Wednesday, September 3, 2008

Peak Performance and the Yips

The Olympics just concluded and throughout it people commented that some athletes had the “yips.” Yips are well known to some golfers. Just as they are about to putt the ball, something they have done a thousand times, they have an involuntary jerking movement and can’t control their swing and hit the ball too hard and miss the shot.

Golfers are not alone. It happens in all sports. A baseball catcher who suddenly can’t reach second base with the ball. A quarterback whose passes fall short of his receivers. In the Olympics this year gymnasts, kayakers and archers – who also call it target panic – are among those who have had the yips, according to press reports.
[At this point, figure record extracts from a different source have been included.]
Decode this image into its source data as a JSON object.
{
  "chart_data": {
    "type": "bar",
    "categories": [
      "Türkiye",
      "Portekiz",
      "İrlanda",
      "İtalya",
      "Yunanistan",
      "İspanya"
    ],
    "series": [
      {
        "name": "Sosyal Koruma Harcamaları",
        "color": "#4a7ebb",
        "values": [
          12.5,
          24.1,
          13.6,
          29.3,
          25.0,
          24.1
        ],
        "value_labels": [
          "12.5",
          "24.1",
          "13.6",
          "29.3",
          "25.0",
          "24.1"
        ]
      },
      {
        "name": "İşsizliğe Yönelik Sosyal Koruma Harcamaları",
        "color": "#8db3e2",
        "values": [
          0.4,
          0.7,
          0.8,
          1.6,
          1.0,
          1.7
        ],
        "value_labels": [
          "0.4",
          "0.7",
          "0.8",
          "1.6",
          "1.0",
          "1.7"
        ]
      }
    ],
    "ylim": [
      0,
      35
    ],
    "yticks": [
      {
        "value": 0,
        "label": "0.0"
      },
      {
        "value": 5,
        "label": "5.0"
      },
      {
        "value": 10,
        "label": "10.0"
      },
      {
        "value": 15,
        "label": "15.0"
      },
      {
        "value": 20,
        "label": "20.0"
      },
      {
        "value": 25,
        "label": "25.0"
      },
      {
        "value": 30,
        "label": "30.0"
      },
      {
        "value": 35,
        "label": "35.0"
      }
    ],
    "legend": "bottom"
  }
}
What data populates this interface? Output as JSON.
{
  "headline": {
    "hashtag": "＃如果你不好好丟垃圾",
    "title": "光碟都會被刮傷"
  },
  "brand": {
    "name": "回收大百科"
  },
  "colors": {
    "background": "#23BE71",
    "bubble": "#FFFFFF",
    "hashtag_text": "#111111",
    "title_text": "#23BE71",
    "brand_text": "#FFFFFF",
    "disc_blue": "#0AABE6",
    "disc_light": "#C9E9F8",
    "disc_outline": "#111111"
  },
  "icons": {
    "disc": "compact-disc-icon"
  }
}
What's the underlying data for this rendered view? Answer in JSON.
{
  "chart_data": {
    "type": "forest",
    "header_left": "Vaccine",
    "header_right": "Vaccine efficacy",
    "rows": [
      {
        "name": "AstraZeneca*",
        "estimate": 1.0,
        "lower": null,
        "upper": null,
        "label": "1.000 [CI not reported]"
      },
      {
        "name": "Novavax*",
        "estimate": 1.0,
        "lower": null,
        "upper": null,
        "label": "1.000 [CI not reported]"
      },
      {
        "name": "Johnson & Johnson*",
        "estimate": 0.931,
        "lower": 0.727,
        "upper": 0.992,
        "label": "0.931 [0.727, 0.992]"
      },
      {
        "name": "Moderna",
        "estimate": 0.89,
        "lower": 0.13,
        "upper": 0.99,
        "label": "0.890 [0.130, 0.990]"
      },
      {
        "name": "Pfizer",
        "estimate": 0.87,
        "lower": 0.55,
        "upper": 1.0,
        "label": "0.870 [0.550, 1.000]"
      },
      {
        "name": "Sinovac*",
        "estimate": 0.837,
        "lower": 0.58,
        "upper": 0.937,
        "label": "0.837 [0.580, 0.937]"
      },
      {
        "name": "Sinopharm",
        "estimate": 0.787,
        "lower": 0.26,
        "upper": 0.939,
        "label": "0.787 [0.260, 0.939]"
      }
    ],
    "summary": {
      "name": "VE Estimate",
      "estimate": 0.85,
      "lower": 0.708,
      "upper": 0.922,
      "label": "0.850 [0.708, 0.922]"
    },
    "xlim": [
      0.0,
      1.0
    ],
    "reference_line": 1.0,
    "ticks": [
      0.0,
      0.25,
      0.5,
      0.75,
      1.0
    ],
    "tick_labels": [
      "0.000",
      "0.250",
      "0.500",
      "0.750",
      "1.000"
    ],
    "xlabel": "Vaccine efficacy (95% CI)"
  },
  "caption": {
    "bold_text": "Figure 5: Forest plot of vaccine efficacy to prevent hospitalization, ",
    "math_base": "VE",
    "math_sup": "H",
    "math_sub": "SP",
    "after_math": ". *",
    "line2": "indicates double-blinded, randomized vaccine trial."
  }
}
No matter what the sport yips are caused by the same thing – narrow focus, objective attention. Paying attention in too narrow a focus – selecting out only the golf ball in your field of attention for example and not including anything else in the focus – causes muscles in the eyes, face and throughout the body to tense. This tension is the enemy of fluid movement required for successful execution of fundamentals in sports.

The way to keep muscle fluidity and enhance any sport is flexible attention. In the short term that means narrow focus when its needed, but less rigid ways of attending when its not. Over the long term it means practicing Open Focus often to keep the body relaxed and ready – not tense and over ready.